老宫主不由猜测,难不成是岳涛带着佛道两家的高手去找阎罗传人麻烦不成,反而折损在那里了?佛道两家现在这般动作,便是要来北域报仇?
不管是佛门的护法八部众还是道门的隆恩力士,都是双方手下最强大的军队。比之极幽宫的金乌卫也是不差分毫,甚至还有过之。以佛道两家的财力,手下精锐之士从人数上来说,更是金乌卫比都没办法比。
海外联军、佛道大军、内部争斗,还有那个隐匿未出的阎罗传人……诸般种种在老宫主脑中一一闪过,直让他头疼欲裂,实不知该如何是好。
大殿内的争吵越发激烈,已经从两家,变成了两派,十几个命境尊者在极幽宫最威严,最庄重的大殿之上,便如市井泼皮,叫骂声终于是让老宫主忍无可忍!
嘭!
“都给我闭嘴!谁敢再吵一句,我现在就斩了他!”猛一拍桌子,直接将还在争吵的两方人马,直接吓得半句不敢再说。
“传令!即刻调兵,除却东西边界诸城,其余城池内的精锐,全部给我送到沿海去!若是再有半分差错,谁出的岔子,我便找谁的麻烦!不管你是哪一家!”

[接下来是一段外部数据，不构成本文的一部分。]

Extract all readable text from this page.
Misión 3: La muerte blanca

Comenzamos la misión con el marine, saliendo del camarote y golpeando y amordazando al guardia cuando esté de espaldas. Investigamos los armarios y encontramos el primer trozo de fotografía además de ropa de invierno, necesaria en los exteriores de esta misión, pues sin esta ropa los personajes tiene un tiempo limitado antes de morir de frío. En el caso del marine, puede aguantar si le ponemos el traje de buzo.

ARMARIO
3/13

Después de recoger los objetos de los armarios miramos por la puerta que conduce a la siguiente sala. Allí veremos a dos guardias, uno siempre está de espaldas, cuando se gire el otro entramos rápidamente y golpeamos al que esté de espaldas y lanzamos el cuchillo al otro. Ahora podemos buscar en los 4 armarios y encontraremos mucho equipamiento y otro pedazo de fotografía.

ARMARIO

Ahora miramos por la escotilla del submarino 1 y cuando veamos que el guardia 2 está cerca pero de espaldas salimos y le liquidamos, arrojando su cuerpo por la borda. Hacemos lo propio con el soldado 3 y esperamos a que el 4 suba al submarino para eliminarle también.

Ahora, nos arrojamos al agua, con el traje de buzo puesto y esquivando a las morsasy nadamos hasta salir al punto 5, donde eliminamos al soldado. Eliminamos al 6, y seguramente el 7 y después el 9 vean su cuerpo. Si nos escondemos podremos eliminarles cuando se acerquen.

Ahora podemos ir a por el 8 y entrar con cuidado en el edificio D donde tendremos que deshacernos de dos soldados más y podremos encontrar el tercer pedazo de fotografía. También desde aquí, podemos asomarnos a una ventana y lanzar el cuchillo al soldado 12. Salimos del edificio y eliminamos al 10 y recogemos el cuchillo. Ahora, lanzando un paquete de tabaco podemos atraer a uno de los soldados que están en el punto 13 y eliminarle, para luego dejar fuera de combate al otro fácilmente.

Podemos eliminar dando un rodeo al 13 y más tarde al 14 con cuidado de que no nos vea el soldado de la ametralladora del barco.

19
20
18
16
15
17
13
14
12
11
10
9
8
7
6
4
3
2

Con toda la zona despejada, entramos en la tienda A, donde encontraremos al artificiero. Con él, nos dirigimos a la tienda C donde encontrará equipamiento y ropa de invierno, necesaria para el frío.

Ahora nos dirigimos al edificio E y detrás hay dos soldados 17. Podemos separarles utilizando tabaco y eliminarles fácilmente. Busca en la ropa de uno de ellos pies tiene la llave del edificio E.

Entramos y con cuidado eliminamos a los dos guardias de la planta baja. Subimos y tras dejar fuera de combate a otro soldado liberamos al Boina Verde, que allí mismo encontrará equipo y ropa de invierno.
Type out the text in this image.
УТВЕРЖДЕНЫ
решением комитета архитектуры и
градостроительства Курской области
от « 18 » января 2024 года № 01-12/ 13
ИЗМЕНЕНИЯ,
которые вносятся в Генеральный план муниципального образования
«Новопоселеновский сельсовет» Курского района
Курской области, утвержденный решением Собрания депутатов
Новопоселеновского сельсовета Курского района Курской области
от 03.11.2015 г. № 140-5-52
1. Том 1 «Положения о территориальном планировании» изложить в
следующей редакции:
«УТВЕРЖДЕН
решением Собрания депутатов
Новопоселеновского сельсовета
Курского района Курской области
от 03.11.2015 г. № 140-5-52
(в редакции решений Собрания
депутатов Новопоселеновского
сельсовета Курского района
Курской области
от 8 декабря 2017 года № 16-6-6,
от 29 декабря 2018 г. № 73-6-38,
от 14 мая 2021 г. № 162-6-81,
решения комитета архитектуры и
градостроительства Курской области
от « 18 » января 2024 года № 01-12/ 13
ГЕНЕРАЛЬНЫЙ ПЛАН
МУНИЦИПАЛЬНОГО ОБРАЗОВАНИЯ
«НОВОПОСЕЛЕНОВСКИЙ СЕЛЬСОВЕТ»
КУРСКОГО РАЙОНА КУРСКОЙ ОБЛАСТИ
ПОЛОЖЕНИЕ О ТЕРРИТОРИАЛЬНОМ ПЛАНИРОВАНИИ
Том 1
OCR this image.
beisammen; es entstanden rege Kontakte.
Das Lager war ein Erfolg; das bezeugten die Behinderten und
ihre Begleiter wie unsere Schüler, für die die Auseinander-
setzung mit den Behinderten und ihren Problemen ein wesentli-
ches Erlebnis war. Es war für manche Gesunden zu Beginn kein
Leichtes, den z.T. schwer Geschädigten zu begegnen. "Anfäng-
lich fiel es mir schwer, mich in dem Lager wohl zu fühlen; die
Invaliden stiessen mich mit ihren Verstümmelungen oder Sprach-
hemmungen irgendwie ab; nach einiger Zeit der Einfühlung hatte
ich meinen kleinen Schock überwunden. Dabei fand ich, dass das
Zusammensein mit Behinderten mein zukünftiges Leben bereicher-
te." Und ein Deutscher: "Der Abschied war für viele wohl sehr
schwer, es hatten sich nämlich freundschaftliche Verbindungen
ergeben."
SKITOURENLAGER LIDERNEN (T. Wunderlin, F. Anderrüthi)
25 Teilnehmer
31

见宫主动了真火,殿内诸人自然是唯唯应诺。岳涛和竹九幽都不在,没有任何一个,胆敢挑衅宫主威严!
这一天,天荡城连发诏令,北域各大城池,全数动员。所有城池的城卫军内,饭食修为在凝魂及凝魂以上的军士,全部集合,前往沿海诸城。
与此同时,极幽宫内三方势力,史无前例的被中立派强行整合,命境尊者尽归宫主调派,敢有违逆,直接镇杀!
据说,为了达到这样的效果,中立派连道君都集体出动,轮番找上其余两方的大能,威逼也好利诱也罢,总之是万年以来,极幽宫第一次这么统一。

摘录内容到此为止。